Figure out what is involved in that search and see if you can tweak
It's not a very complicated query:
# ldapsearch -x -H ldapi:/// uid=henson memberOf [...] dn: uid=henson,ou=user,dc=cpp,dc=edu
memberOf: uid=idm,ou=group,dc=cpp,dc=edu
memberOf: uid=iit,ou=group,dc=cpp,dc=edu
If I understand correctly, this just needs to access the index on uid to find my entry, and then the dynlist module presumably does something like this:
# ldapsearch -x -H ldapi:/// member=uid=henson,ou=user,dc=cpp,dc=edu dn [...] # cppnet, group, cpp.edu dn: uid=cppnet,ou=group,dc=cpp,dc=edu # cppnet-admin, group, cpp.edu dn: uid=cppnet-admin,ou=group,dc=cpp,dc=edu
this just needs to access the index on member to find all of the group objects, which in my case is 36.
So it only needs to have two indexes and 37 objects in memory to perform quickly, right?
When performance on memberOf queries is degraded, this takes more than 30 seconds to run. Every single time. I could run it 20 times in a row and it always takes more than 30 seconds. If it was a memory issue, you would think that at least some of the queries would get lucky and the pages needed would be in memory, given they had just been accessed moments before?

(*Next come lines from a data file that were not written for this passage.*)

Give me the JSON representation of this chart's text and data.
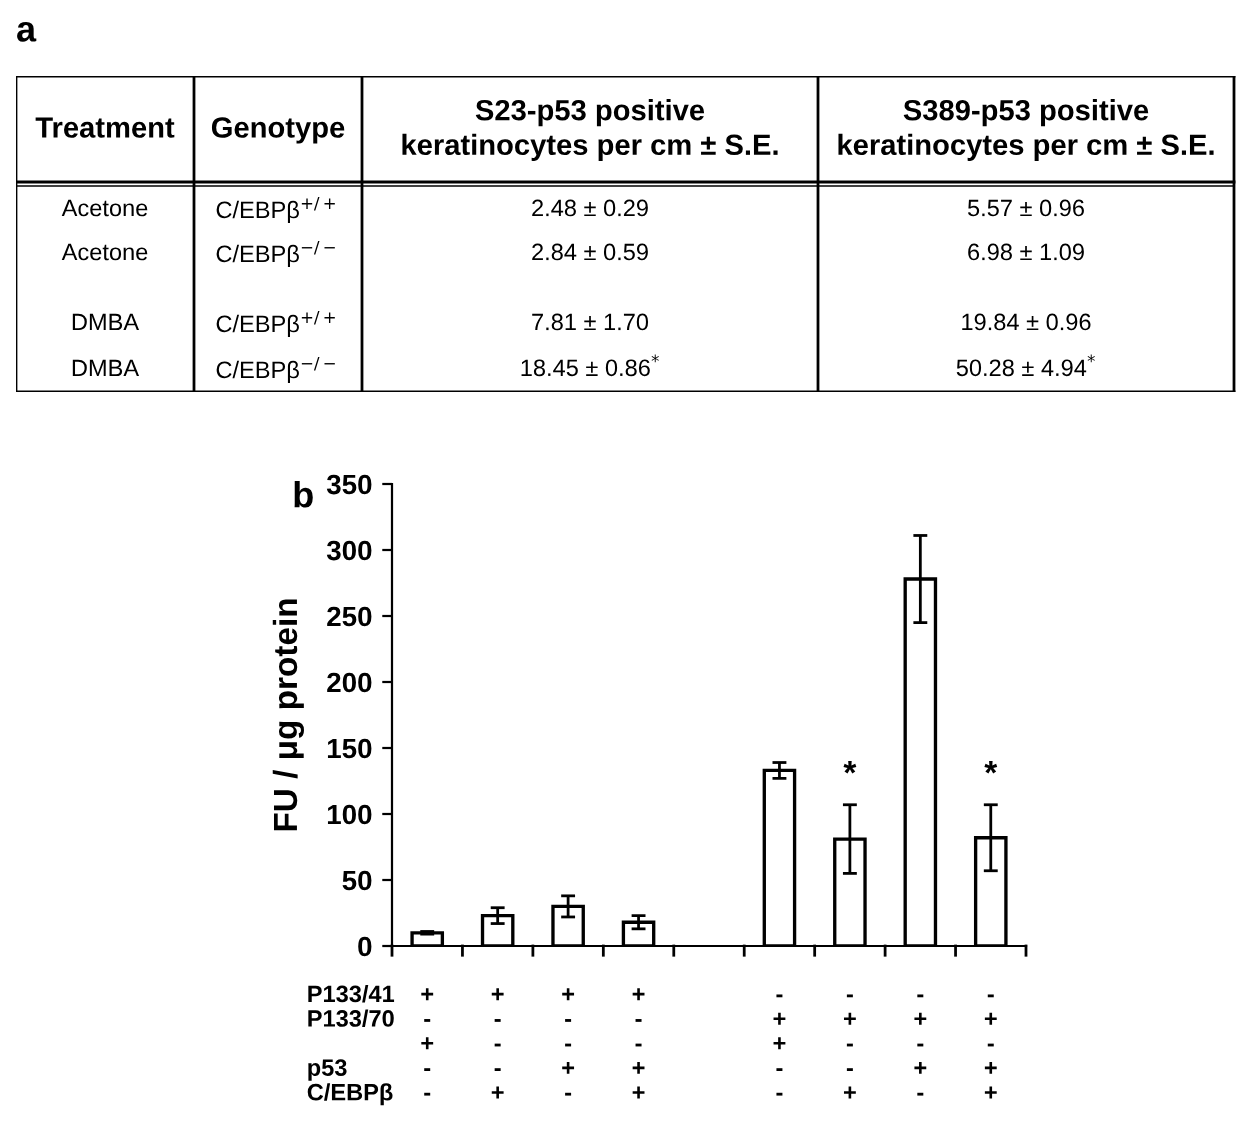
{
  "chart_data": [
    {
      "type": "other",
      "title": "a",
      "annotations": [
        "Treatment",
        "Genotype",
        "S23-p53 positive\nkeratinocytes per cm ± S.E.",
        "S389-p53 positive\nkeratinocytes per cm ± S.E.",
        "Acetone",
        "C/EBPβ$^{+/+}$",
        "2.48 ± 0.29",
        "5.57 ± 0.96",
        "Acetone",
        "C/EBPβ$^{−/−}$",
        "2.84 ± 0.59",
        "6.98 ± 1.09",
        "DMBA",
        "C/EBPβ$^{+/+}$",
        "7.81 ± 1.70",
        "19.84 ± 0.96",
        "DMBA",
        "C/EBPβ$^{−/−}$",
        "18.45 ± 0.86$^{*}$",
        "50.28 ± 4.94$^{*}$"
      ]
    },
    {
      "type": "bar",
      "title": "b",
      "ylabel": "FU / μg protein",
      "categories": [
        "+\n-\n+\n-\n-",
        "+\n-\n-\n-\n+",
        "+\n-\n-\n+\n-",
        "+\n-\n-\n+\n+",
        null,
        "-\n+\n+\n-\n-",
        "-\n+\n-\n-\n+",
        "-\n+\n-\n+\n-",
        "-\n+\n-\n+\n+"
      ],
      "values": [
        10,
        23,
        30,
        18,
        null,
        133,
        81,
        278,
        82
      ],
      "errors": [
        1,
        6,
        8,
        5,
        null,
        6,
        26,
        33,
        25
      ],
      "color": "#ffffff",
      "ylim": [
        0,
        350
      ],
      "yticks": [
        0,
        50,
        100,
        150,
        200,
        250,
        300,
        350
      ],
      "annotations": [
        "P133/41\nP133/70\n\np53\nC/EBPβ",
        {
          "text": "*",
          "x": "-\n+\n-\n-\n+",
          "y": 107
        },
        {
          "text": "*",
          "x": "-\n+\n-\n+\n+",
          "y": 107
        }
      ]
    }
  ]
}
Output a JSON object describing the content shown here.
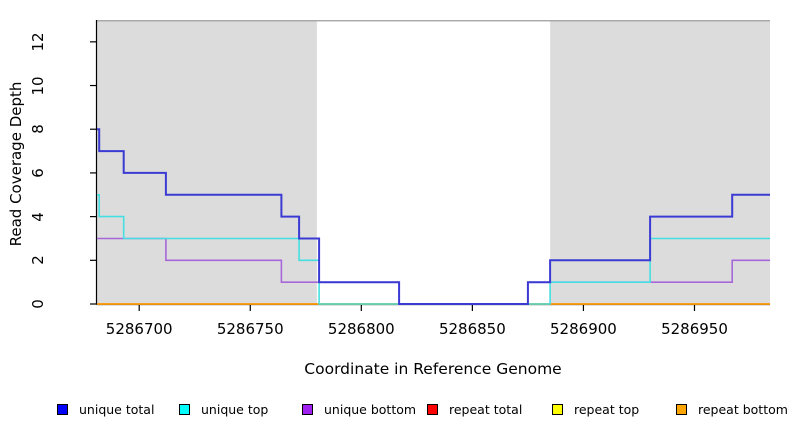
{
  "chart_data": {
    "type": "line",
    "subtype": "step",
    "title": "",
    "xlabel": "Coordinate in Reference Genome",
    "ylabel": "Read Coverage Depth",
    "xlim": [
      5286681,
      5286984
    ],
    "ylim": [
      0,
      13
    ],
    "x_ticks": [
      "5286700",
      "5286750",
      "5286800",
      "5286850",
      "5286900",
      "5286950"
    ],
    "x_tick_values": [
      5286700,
      5286750,
      5286800,
      5286850,
      5286900,
      5286950
    ],
    "y_ticks": [
      "0",
      "2",
      "4",
      "6",
      "8",
      "10",
      "12"
    ],
    "y_tick_values": [
      0,
      2,
      4,
      6,
      8,
      10,
      12
    ],
    "grid": false,
    "legend_position": "bottom",
    "shaded_regions": [
      {
        "x0": 5286681,
        "x1": 5286780,
        "fill": "#dcdcdc"
      },
      {
        "x0": 5286885,
        "x1": 5286984,
        "fill": "#dcdcdc"
      }
    ],
    "region_top_line_color": "#9c9c9c",
    "axis_color": "#000000",
    "series": [
      {
        "name": "unique total",
        "legend_color": "#0000ff",
        "line_color": "#3b3bd4",
        "steps": [
          [
            5286681,
            8
          ],
          [
            5286682,
            7
          ],
          [
            5286693,
            6
          ],
          [
            5286712,
            5
          ],
          [
            5286764,
            4
          ],
          [
            5286772,
            3
          ],
          [
            5286781,
            1
          ],
          [
            5286817,
            0
          ],
          [
            5286875,
            1
          ],
          [
            5286885,
            2
          ],
          [
            5286930,
            4
          ],
          [
            5286967,
            5
          ]
        ]
      },
      {
        "name": "unique top",
        "legend_color": "#00ffff",
        "line_color": "#46dfe1",
        "steps": [
          [
            5286681,
            5
          ],
          [
            5286682,
            4
          ],
          [
            5286693,
            3
          ],
          [
            5286772,
            2
          ],
          [
            5286781,
            0
          ],
          [
            5286885,
            1
          ],
          [
            5286930,
            3
          ]
        ]
      },
      {
        "name": "unique bottom",
        "legend_color": "#a020f0",
        "line_color": "#a667d9",
        "steps": [
          [
            5286681,
            3
          ],
          [
            5286712,
            2
          ],
          [
            5286764,
            1
          ],
          [
            5286817,
            0
          ],
          [
            5286875,
            1
          ],
          [
            5286967,
            2
          ]
        ]
      },
      {
        "name": "repeat total",
        "legend_color": "#ff0000",
        "line_color": "#dd2222",
        "steps": [
          [
            5286681,
            0
          ]
        ]
      },
      {
        "name": "repeat top",
        "legend_color": "#ffff00",
        "line_color": "#eded4f",
        "steps": [
          [
            5286681,
            0
          ]
        ]
      },
      {
        "name": "repeat bottom",
        "legend_color": "#ffa500",
        "line_color": "#ff9900",
        "steps": [
          [
            5286681,
            0
          ]
        ]
      }
    ],
    "draw_order": [
      3,
      4,
      5,
      2,
      1,
      0
    ]
  }
}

I can certainly just throw memory at it and hope the problem goes away. But based on the observations when it occurs it does not feel like just a memory problem. The last time it happened I pulled the node out of the load balancer so nothing else was poking at it and the test query was still taking more than 30 seconds.
I'm going to bump the production nodes up to 4G, which should be more than enough to run the OS and always have the entire database plus all indexes in memory. I will keep my fingers crossed this problem just goes away, but if it doesn't, what else can I do when it occurs to help track it down?
Thanks much…